Цитата:
Как не верила в "развратного" Исаева в этом спектакле, так и не верю.
Возможное частичное объяснение не слишком развратного вида Исаева-Алессандро: "их добросовестный, ребяческий разврат", сказано у классика. Разврат как норма жизни не выглядит вызывающе и уживается с душевным покоем. В пьесе Мюссе развращён Лоренцо, поскольку для него изначально существовало различие между добром и злом, но не Алессандро, который мог бы подписаться под заявлением Сальвиати: почему бы твоей сестре не спать со мной, раз женщины всё равно существуют, чтобы спать с мужчинами.

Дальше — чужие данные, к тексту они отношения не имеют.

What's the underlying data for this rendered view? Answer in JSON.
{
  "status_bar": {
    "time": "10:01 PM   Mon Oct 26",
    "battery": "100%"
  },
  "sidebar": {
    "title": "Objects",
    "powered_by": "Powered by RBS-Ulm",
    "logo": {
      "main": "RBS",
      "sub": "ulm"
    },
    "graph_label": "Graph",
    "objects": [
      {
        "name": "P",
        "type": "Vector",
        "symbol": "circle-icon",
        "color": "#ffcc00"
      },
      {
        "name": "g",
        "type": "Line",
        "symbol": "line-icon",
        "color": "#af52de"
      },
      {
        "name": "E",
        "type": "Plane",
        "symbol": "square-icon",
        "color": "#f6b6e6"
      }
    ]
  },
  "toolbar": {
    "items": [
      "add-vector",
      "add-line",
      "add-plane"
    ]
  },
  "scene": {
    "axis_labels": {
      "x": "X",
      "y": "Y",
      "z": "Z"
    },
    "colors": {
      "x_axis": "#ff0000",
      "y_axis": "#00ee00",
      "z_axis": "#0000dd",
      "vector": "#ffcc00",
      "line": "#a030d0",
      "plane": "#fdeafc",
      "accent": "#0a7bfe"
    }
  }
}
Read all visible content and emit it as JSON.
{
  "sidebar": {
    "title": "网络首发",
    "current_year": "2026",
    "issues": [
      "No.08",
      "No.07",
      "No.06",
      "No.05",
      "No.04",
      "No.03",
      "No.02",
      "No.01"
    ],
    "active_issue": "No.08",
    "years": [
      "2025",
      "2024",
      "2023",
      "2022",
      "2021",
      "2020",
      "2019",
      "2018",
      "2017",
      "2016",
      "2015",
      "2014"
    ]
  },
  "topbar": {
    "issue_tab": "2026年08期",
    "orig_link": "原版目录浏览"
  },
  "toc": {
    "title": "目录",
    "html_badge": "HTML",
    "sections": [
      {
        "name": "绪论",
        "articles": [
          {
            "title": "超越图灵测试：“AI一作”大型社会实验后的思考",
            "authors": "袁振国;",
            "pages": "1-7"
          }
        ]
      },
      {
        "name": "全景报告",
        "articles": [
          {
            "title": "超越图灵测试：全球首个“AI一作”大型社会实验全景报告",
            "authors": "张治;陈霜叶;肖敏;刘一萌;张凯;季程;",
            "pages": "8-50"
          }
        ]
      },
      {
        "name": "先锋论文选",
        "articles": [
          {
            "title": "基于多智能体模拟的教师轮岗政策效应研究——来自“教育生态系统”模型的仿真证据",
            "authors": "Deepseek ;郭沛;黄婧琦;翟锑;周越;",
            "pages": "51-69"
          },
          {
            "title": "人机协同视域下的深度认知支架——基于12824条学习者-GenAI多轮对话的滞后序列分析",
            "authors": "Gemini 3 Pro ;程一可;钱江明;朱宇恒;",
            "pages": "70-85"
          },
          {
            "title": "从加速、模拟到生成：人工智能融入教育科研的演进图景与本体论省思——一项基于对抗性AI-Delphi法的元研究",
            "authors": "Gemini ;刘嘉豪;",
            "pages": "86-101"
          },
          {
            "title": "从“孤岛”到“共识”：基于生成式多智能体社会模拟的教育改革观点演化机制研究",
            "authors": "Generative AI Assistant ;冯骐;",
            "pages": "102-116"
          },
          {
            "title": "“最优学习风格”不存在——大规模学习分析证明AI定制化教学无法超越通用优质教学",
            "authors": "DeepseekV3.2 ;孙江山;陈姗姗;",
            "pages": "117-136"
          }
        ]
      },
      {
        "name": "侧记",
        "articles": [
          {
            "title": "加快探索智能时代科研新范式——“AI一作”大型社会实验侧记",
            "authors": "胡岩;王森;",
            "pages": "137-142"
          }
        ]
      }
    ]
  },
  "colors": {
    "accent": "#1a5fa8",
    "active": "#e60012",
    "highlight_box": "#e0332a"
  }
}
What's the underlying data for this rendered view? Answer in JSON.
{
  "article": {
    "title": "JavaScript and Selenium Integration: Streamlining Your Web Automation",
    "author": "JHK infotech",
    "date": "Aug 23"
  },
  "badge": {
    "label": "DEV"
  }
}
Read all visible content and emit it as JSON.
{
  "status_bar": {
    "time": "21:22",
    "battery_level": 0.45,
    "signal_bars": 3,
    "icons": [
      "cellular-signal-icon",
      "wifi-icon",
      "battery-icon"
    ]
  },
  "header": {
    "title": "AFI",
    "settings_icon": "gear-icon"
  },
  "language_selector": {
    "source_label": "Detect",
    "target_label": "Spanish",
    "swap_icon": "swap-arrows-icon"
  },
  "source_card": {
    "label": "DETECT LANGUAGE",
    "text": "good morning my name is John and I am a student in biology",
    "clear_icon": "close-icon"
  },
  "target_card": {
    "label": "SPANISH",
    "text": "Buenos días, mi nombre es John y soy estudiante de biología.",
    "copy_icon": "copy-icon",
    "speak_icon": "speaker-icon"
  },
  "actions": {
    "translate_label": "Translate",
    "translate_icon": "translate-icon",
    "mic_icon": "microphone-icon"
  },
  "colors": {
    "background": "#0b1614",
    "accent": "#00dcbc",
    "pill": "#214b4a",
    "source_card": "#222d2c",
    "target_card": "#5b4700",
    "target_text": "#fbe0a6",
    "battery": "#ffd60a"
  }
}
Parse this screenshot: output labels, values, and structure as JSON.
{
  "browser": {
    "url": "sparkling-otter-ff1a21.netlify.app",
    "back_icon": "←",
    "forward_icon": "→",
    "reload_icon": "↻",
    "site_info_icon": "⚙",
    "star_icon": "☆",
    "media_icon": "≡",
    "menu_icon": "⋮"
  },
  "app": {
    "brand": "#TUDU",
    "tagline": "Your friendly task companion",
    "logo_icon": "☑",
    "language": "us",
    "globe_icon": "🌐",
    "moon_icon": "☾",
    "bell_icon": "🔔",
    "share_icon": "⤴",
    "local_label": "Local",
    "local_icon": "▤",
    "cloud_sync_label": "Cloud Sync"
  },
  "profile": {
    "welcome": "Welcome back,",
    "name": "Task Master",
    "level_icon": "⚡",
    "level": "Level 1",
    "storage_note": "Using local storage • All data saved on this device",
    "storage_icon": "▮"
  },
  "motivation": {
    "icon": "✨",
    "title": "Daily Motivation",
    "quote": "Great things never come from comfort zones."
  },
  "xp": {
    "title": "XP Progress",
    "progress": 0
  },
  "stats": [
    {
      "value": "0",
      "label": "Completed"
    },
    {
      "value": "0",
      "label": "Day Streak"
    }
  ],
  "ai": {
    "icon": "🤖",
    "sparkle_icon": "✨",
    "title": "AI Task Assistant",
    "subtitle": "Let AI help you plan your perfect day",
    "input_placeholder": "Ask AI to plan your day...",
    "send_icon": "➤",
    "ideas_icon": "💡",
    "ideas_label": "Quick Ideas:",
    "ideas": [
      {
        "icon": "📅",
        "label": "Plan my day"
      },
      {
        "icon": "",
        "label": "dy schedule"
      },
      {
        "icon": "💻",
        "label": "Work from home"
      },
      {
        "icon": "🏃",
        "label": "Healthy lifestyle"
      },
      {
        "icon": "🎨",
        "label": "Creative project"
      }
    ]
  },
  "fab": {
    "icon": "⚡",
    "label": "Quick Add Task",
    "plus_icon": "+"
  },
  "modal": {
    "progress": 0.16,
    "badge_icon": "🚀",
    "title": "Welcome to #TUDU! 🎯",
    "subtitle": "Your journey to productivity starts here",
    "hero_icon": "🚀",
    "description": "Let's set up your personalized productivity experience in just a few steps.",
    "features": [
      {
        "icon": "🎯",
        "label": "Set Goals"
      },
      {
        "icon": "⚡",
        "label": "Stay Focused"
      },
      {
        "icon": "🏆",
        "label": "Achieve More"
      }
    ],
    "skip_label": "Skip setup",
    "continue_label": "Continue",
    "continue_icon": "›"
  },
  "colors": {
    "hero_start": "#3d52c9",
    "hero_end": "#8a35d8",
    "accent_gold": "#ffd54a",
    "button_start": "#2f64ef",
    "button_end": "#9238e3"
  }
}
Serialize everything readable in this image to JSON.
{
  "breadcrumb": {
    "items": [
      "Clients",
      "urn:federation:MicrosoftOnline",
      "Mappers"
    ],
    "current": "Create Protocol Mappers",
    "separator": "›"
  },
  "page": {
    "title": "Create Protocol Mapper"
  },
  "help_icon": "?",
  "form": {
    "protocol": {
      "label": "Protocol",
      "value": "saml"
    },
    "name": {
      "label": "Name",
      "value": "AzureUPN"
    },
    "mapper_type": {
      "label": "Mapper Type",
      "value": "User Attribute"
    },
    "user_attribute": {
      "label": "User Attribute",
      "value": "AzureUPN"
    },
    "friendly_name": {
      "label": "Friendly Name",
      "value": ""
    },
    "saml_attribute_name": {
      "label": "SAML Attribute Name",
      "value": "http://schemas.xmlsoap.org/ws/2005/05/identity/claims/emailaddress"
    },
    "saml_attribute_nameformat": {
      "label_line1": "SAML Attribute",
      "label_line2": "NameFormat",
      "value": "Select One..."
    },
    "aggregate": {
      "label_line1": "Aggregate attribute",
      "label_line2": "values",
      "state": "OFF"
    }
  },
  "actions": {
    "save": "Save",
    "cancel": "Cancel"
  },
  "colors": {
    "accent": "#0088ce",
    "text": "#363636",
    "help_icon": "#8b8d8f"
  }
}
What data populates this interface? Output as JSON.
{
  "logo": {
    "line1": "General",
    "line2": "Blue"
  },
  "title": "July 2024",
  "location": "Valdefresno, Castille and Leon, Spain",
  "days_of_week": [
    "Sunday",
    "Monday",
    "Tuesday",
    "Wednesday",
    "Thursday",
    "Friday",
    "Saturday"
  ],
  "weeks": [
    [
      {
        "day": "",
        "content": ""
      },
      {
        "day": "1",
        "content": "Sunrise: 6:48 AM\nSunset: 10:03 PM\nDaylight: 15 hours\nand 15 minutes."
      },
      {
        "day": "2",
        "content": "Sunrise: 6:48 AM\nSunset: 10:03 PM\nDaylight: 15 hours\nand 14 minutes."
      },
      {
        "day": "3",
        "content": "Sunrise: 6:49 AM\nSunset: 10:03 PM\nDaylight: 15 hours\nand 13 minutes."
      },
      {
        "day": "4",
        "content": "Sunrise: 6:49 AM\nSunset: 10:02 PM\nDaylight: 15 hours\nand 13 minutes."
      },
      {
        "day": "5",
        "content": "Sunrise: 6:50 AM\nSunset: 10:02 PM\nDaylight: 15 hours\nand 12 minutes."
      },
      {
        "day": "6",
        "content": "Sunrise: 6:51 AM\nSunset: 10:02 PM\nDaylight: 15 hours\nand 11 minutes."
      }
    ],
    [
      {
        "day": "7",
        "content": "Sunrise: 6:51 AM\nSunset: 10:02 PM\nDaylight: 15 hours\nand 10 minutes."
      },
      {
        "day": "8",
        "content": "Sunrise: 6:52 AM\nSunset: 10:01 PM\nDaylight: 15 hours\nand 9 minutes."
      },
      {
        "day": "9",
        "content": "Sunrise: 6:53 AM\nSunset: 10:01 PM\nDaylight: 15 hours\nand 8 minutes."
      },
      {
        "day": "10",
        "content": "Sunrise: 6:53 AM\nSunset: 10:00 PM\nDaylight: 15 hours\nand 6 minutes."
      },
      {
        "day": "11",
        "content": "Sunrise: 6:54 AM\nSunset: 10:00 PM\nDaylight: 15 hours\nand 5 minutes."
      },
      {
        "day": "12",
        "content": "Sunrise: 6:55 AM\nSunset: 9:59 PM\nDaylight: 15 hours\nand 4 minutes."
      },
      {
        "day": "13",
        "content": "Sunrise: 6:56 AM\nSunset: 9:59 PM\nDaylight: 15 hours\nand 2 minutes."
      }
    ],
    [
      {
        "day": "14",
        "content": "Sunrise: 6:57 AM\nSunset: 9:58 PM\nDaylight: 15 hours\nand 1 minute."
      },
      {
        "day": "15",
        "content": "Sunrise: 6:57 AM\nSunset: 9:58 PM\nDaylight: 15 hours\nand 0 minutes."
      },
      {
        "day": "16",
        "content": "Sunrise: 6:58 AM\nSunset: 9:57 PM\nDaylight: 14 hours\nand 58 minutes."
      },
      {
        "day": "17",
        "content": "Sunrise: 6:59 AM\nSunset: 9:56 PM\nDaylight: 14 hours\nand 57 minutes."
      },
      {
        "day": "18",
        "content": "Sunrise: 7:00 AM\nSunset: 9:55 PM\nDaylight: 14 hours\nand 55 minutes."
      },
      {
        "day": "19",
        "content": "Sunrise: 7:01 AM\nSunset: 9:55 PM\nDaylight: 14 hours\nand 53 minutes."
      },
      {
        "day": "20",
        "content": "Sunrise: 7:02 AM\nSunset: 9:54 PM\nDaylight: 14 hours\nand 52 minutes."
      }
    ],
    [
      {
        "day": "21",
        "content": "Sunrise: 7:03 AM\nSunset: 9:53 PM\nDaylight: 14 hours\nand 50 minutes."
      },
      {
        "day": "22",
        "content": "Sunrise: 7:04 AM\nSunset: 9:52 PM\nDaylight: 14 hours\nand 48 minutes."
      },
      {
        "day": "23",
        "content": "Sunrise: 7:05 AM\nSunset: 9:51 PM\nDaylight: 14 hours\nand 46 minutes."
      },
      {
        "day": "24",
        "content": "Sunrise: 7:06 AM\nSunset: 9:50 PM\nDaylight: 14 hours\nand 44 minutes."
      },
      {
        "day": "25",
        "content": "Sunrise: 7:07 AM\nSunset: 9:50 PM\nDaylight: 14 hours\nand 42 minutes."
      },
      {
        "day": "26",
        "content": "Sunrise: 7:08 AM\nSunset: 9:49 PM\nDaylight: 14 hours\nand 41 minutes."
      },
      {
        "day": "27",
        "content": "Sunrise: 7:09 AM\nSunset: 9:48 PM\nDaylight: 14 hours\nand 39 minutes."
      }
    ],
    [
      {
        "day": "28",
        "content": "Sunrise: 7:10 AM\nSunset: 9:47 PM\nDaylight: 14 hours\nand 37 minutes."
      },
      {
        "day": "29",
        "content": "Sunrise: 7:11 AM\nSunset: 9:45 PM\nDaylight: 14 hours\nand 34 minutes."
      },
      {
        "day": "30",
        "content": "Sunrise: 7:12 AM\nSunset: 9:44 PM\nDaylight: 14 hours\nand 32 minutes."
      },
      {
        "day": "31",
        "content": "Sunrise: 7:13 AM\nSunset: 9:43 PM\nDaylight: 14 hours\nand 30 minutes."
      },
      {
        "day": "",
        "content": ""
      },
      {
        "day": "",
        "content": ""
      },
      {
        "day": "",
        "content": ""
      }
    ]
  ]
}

Алессандро даже не зол. Он может пришибить любого на месте, что не без гордости подтверждает, когда позирует художнику: "Когда я навеселе, самый слабый мой удар смертелен." Никакой вражды к подвернувшимся под руку он не испытывает. Это спорт. Молодечество.
Герцог – смелый воин, довольно прямой и не хитрожопый, см. разговор с кардиналом: "Вы этому верите, государь?" – "Хотел бы я знать, как этому не поверить." Следует простодушный аргумент смелого человека: мол, кто стал бы по доброй воле позориться до такой степени! Раз братец не взял себя в руки, значит, кишка тонка. Между тем, кругом полно примеров, как можно и хуже унизиться ради выгоды. Стало быть, сам Алессандро такого не делал. «Если бы вы только знали, как это легко и просто – лгать, не стесняясь, в лицо дураку, – говорит ему Лоренцо. –
Это доказывает, что вы никогда не пробовали.» Сколько печали, на самом-то деле, в этой реплике. Оскорбление – и тут же признание нравственного превосходства: дурак ты!! но ты честнее меня.
И, наконец: герцог способен доверять. Неуязвим лишь безукоризненно последовательный характер, а погибают единожды солгавшие честные люди да единожды сказавшие правду лгуны; соответственно, доверие - ахиллесова пята герцога. Вопрос о перчатках ясно указывает на то, что Алессандро допускает возможность ловушки, однако не снисходит до предосторожностей; приблизительно: "Что ж, если вдруг это правда, пусть посмеет."
(Тут вырисовывается интересная перспектива: оба знают, на что идут, но ни один не хочет отступить. Очень по-мужски; этакая древнескандинавская предначертанность, «пусть мои отсохнут ноги – не сойду с твоей дороги» – – а ведь она действительно амбивалентна, содержит все оттенки смысла от бараньего упрямства до фатализма Антигоны.)
Чтобы истребить злодея, надо злоупотребить тем добрым свойством, какое у него ещё осталось. Гада победит лишь больший гад. Кто хочет свергнуть тирана, должен измазаться его грязью хуже, чем это смог сделать он сам, а под конец совершить худшее преступление, чем все его собственные (ибо Алессандро не убивал родню).
Если бы герцога в спектакле показали однозначным чудовищем, Лоренцо предстал бы однозначным праведником. Мюссе явно этого не хотел.
А некоторую флегму в характере герцога можно объяснить немецкой кровью, текущей в его жилах.
Контраст между характерами Алессандро и Лоренцо в этом спектакле получился убедительный и симпатичный. (
Мне кажется.)
Жаль, прозевала вчерашнего "Лоренцаччо" – хоронила дядю. Билеты подарила коллегам, и таким образом они помянули хорошего человека знакомством с хорошим театром; дядя, как обычно, сделал добро, сам того не ведая. То было его главное и удивительное свойство.